The Orlando Sentinel ended up breaking the news, and land prices jumped. Mongello writes the company got its first plot of land for $80, and its last for $80,000.
The home state of HQ2 can learn from Florida's experience
The state of Florida was thrilled by the news Disney would make its home there, sensing an opportunity to boost employment and tourism. Mongello said the state essentially allowed the company to form its own "quasi-government entity." Disney runs its own towns, Bay Lake and Lake Buena Vista. It established its own building codes. If it chose to, the company could open its own school - even its own nuclear power plant.
Walt Disney passed away several years before the park opened in 1971. But his vision has since gone on to completely transform Orlando, according to Mongello. Today, Walt Disney World alone employs 70,000 cast members, and The Orlando Sentinel reported a record 68 million visitors to Orlando in 2016.

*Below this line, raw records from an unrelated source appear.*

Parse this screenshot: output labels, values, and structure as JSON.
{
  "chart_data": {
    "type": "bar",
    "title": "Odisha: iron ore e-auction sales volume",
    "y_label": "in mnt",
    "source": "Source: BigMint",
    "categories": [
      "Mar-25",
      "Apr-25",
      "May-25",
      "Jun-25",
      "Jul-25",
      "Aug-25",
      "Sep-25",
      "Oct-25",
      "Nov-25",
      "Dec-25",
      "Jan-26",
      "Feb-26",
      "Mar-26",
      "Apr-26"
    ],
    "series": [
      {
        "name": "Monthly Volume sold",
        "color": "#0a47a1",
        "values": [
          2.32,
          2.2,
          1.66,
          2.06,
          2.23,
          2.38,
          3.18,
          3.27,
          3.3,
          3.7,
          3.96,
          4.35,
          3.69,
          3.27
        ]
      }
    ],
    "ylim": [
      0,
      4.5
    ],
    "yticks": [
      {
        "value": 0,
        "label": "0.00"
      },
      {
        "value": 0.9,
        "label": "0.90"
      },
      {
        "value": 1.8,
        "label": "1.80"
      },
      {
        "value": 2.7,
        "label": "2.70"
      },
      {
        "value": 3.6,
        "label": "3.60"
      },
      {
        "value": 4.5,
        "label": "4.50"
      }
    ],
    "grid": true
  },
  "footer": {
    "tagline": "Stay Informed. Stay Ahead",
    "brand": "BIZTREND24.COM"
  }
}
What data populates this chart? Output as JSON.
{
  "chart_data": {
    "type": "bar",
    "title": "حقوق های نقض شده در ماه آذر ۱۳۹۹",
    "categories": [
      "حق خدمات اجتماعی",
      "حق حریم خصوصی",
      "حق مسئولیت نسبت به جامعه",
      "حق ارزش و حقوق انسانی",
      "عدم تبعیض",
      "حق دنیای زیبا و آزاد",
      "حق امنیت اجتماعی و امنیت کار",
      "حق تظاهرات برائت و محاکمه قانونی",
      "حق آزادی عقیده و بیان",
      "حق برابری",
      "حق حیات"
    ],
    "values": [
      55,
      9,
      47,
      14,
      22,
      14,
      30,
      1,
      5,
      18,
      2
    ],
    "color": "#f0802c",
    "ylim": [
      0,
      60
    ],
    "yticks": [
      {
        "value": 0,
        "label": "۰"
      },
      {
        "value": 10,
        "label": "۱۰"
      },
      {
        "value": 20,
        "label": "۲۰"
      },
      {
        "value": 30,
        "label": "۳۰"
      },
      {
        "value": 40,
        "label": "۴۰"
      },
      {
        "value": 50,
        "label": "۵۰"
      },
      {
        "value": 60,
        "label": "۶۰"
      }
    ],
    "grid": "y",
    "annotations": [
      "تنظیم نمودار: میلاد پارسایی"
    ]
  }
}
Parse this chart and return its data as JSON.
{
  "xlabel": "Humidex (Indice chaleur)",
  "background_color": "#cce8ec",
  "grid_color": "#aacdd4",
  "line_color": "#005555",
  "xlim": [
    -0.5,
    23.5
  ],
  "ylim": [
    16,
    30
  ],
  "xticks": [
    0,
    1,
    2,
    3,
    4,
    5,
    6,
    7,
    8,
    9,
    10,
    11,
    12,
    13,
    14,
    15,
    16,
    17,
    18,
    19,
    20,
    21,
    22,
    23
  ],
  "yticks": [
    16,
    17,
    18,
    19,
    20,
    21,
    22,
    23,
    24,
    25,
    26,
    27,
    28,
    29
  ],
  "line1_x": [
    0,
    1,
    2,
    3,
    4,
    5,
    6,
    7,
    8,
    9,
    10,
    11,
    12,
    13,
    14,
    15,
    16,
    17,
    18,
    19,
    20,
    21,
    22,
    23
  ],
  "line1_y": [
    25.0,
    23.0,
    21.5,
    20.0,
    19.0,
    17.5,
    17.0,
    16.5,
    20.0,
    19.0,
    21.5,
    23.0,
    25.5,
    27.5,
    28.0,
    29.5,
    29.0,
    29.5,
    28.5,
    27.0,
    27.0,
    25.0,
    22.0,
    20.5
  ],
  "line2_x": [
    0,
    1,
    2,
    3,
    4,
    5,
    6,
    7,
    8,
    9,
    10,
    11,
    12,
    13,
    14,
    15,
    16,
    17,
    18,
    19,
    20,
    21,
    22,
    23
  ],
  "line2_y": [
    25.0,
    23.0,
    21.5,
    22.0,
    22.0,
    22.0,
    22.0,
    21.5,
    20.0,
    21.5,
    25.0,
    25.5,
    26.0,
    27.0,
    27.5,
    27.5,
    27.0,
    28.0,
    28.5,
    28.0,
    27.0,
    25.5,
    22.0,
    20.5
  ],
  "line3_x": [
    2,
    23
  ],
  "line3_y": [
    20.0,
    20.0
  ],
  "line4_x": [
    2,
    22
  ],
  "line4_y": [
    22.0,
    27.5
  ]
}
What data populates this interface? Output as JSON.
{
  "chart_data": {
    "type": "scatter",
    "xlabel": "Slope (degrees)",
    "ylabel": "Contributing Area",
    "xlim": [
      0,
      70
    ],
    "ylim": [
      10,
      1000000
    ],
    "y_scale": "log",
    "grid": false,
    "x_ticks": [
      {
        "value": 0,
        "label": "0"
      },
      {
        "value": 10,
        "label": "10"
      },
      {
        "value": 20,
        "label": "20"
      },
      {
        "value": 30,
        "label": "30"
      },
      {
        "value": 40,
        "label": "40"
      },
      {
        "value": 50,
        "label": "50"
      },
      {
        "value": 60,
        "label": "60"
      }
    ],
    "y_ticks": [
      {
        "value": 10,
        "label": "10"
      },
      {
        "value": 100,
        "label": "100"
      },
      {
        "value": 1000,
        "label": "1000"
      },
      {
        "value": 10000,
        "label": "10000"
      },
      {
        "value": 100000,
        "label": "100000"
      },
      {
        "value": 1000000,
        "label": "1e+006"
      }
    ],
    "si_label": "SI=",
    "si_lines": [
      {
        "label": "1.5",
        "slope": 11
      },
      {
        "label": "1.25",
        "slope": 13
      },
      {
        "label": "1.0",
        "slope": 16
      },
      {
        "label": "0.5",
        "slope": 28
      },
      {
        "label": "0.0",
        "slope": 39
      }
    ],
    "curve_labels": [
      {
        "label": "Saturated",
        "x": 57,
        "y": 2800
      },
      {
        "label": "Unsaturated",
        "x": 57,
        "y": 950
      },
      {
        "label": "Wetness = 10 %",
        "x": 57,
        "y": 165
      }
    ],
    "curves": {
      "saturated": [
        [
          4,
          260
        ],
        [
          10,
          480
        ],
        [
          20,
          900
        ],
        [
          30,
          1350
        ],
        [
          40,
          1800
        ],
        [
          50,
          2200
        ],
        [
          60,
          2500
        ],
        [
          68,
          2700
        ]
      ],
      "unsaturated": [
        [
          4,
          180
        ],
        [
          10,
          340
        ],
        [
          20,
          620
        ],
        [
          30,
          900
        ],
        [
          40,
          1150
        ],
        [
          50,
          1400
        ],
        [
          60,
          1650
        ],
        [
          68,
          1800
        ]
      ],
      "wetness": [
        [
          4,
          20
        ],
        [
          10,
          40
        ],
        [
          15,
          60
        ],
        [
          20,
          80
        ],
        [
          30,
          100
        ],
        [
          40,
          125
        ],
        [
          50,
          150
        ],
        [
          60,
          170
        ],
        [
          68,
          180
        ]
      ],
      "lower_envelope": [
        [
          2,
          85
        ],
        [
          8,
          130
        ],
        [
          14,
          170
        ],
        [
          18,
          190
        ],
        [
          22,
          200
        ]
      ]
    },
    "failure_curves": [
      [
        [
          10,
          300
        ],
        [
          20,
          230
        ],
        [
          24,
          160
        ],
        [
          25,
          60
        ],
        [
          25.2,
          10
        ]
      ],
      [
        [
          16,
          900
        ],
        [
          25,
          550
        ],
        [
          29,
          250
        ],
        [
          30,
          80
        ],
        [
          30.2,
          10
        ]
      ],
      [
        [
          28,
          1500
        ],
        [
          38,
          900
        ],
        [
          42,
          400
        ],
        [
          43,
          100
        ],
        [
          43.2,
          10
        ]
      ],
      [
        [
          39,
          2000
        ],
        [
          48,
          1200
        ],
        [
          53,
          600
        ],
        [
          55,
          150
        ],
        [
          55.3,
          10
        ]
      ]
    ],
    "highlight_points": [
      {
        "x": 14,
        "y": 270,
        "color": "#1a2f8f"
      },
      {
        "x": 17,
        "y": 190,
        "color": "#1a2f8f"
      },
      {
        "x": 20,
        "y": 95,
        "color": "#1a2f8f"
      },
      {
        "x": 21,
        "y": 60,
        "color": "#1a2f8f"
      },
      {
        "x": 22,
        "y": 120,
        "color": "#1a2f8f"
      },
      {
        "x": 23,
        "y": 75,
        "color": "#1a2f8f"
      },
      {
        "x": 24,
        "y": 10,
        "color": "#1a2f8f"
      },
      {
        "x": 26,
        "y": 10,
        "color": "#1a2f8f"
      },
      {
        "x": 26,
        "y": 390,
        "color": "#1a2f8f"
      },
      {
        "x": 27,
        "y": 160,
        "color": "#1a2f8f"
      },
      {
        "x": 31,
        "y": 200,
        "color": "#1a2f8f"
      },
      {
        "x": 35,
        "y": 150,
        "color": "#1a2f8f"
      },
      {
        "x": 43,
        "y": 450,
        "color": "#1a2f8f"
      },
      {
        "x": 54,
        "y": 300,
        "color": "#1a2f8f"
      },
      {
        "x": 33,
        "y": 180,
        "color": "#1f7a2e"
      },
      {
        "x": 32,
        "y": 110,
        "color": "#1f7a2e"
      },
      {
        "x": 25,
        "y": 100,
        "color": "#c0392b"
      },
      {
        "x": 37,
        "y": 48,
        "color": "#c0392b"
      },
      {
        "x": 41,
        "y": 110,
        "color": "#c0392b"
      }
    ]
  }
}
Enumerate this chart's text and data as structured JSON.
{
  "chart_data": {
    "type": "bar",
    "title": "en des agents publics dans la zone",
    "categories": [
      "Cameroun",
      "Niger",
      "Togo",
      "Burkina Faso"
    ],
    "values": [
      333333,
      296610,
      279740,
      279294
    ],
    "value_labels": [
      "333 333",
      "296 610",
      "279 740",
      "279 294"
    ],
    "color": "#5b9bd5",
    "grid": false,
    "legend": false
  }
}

Meanwhile, the state of Florida's decision to bestow so much autonomy on the company has also sparked concerns. Foglesong called Walt Disney World "the Vatican with mouse ears" and alleges it has occasionally worn "their public hat or their private hat, depending on what best serves their corporate interest."
Disney's move to Florida offers insight into how Amazon might relate to its new home city. In its first home, Seattle, Amazon has been blamed for skyrocketing rents, gentrification, and increased traffic in Seattle.
There are clear differences between both cases, regarding scouting methods, industries, and the realities of real estate, to mention a few. But Mongello said the strategies employed by Disney and Amazon are "two sides of the same coin." And, given how determined many places are to land the tech giant, it's not unreasonable to imagine Amazon's HQ2 search might result in an outcome somewhat similar to Disney's relationship with Florida.
"They know what having the headquarters is going to mean for them," Mongello said, "not just in the next five years, but in the next 50 years."